In December 2023, U.S. District Judge William Alsup rejected two similar plea deals in a harshly worded order that described federal prosecutors’ offers as “valuable recruitment tools” for drug cartels.

“Migrants deserve our sympathy in other contexts, but when they sell fentanyl, they deserve to go to prison like everyone else,” Alsup wrote.

A federal public defender moved unsuccessfully to have Alsup disqualified from a case for refusing to impose the shorter prison sentences that are part of the fast-track process.

The DA’s Office in its statement asserted that prosecutors consider a defendant’s immigration status only when the defense invokes a section of the state penal code requiring them to avoid “adverse immigration consequences in the plea negotiation.”

“The Public Defender is lying and misleading the public by intentionally conflating ICE with normal federal investigations in the prosecution of drug dealing cases,” said a DA’s Office statement sent to the Public Press. “We have made it very clear that we work with the federal government in the prosecution of drug dealers, who are destroying lives and communities.” 

Some immigrants subjected to human trafficking

Public defenders say the fast-track process does not give those accused of crimes enough time to prepare an adequate defense.
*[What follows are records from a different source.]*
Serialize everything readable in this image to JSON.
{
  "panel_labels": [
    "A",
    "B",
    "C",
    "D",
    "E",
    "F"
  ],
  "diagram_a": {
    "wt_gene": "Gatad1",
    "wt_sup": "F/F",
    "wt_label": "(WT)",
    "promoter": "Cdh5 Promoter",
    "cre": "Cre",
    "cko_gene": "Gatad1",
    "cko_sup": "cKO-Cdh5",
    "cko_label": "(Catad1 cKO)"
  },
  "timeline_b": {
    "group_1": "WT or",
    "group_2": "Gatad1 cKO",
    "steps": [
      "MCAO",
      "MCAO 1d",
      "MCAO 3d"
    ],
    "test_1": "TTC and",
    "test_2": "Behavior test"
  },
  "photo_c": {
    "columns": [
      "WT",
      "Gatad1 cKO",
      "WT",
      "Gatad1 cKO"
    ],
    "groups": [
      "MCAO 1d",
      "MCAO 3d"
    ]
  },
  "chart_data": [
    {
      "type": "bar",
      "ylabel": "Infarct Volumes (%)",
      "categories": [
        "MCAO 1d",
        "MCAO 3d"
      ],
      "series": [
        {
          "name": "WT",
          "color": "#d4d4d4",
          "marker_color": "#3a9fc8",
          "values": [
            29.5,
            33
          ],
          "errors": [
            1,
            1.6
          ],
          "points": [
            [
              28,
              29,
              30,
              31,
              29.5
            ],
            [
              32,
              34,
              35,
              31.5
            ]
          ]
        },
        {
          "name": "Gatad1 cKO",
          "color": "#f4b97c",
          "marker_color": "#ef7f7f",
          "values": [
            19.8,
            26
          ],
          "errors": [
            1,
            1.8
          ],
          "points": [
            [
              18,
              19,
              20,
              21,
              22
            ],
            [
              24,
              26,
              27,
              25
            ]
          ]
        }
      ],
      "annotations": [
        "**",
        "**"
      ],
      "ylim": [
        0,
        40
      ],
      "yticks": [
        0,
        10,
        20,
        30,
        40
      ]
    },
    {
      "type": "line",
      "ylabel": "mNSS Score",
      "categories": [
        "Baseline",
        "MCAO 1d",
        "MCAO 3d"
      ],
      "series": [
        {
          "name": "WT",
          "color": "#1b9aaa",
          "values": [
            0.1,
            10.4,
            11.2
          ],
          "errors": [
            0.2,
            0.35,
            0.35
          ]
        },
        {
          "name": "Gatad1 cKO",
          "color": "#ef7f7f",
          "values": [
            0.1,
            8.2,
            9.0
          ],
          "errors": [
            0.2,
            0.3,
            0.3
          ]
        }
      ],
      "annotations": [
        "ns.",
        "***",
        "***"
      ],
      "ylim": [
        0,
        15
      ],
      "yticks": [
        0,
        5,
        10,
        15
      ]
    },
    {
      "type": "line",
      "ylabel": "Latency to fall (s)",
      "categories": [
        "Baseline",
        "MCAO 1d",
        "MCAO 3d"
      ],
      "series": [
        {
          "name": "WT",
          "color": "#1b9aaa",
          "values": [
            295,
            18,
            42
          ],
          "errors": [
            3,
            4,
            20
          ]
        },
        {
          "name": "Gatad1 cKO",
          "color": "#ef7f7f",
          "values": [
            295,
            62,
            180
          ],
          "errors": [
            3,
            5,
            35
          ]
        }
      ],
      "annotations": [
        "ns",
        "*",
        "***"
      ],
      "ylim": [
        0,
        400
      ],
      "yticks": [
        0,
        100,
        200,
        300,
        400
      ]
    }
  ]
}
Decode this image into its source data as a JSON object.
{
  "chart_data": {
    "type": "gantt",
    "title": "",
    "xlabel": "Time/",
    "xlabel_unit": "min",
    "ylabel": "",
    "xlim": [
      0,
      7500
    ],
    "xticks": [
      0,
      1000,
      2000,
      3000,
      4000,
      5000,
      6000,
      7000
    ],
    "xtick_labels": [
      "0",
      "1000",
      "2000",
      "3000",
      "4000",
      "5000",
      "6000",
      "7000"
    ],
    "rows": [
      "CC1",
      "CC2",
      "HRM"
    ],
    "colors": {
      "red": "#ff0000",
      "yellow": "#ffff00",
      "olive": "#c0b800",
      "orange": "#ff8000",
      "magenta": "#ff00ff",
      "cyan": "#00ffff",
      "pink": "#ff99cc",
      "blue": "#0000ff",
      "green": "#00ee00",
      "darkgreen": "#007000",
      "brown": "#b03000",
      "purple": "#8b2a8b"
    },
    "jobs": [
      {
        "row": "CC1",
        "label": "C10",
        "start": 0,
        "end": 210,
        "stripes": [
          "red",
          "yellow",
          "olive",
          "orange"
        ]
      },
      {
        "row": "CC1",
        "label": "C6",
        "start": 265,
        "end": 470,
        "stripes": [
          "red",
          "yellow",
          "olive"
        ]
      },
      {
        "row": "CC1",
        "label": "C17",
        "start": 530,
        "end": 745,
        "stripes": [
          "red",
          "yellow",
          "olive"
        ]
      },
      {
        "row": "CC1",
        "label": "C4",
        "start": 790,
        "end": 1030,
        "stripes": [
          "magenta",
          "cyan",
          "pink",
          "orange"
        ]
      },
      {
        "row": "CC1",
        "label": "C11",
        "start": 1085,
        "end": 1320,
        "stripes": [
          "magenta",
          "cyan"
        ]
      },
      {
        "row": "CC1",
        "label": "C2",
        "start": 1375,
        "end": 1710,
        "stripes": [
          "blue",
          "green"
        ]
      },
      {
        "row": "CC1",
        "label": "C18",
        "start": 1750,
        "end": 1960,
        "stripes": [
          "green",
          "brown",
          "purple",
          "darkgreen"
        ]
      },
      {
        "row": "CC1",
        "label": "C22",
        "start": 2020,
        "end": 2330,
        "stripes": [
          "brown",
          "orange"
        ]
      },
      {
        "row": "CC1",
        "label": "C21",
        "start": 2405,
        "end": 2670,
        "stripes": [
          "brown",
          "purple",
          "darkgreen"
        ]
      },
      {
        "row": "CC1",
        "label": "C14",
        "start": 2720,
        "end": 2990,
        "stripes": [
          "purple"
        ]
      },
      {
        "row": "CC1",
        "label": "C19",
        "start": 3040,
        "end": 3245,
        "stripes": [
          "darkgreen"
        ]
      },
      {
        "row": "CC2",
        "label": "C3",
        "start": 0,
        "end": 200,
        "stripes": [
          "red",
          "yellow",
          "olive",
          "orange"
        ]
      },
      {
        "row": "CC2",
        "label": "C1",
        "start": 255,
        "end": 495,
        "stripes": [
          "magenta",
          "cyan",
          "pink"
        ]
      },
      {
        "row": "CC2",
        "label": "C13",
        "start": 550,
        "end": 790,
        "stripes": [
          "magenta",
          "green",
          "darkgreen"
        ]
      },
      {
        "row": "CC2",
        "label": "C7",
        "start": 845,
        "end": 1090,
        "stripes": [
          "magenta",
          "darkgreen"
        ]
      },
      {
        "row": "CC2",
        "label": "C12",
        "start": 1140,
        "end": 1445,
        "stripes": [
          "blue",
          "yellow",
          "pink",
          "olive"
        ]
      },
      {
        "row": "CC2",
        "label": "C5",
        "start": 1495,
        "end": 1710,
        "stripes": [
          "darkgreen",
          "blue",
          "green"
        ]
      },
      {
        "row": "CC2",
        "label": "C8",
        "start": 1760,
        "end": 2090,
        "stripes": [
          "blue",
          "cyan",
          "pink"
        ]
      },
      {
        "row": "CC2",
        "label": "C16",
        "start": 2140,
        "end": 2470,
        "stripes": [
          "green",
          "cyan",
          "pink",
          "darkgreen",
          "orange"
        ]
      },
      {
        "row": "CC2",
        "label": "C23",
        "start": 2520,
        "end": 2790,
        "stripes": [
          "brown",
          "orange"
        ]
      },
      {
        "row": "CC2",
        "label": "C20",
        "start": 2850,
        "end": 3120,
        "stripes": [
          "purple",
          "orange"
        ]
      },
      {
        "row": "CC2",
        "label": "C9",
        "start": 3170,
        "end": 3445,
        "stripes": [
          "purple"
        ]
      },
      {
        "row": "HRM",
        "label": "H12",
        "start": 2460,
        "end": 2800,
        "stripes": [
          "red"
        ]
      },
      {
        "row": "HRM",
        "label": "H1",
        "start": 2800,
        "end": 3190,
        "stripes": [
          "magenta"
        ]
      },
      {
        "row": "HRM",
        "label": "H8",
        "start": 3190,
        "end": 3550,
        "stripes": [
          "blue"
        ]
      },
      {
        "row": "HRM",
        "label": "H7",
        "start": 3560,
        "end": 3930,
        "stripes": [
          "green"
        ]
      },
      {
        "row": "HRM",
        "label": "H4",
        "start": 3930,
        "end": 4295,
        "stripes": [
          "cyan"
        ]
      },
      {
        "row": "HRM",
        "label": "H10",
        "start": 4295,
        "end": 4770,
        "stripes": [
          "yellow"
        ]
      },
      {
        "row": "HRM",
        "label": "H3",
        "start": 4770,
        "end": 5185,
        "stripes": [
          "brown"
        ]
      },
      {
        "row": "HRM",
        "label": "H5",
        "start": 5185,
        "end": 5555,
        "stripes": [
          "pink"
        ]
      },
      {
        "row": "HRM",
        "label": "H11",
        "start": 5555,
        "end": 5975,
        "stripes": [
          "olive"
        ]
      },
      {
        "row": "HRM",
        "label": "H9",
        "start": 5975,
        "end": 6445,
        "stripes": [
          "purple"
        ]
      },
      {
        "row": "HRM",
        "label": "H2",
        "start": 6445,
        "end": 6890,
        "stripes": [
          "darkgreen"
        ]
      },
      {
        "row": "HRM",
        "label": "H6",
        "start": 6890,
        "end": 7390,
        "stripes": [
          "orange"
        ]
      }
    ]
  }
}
California law allows people to defend themselves by presenting evidence to show they were acting under duress, and public defenders said several of the accused had proof that they were driven to sell drugs through threats to themselves and their families. 

Labor trafficking has been argued as a defense in seven San Francisco drug sale trials from 2022 to 2024, resulting in two guilty verdicts, four hung juries and the acquittal of a 27-year-old Honduran who couldn’t read or write in either Spanish or English.

The acquitted man was living in poverty with his family 10 years earlier when he was approached by someone promising well-paying construction jobs in the United States. Once he was in this country, the cartel moved him to different cities while threatening to harm his family over $10,000 it said he owed for escorting him over the border. He took other jobs but was threatened for paying down his debt too slowly. He was arrested in San Francisco several times but didn’t report his circumstances to police because he didn’t trust them — his public defender said the man knew Honduran police to collude with the drug cartels.

A multicity research study conducted from 2014 to 2016 found that 81% of homeless 17- to 24-year-old victims of labor trafficking were forced into drug dealing through coercion and violence. And according to the National Human Trafficking Hotline, half of people trafficked to the United States for labor between 2015 and 2018 were from Latin America.

Jenkins has rejected the labor trafficking defense in local drug sale cases, saying these defendants have more autonomy than victims of sex or other labor trafficking since they are allowed to travel freely while having access to phones and cars.

The police department did not respond to a request for comment. At the City Hall event, Chief Bill Scott said his department was committed to upholding sanctuary laws “except when required by federal or state law.”

“This police department remains steadfast in its commitment to being a sanctuary city,” Scott said. “That is who we are, and that is who we will always be.”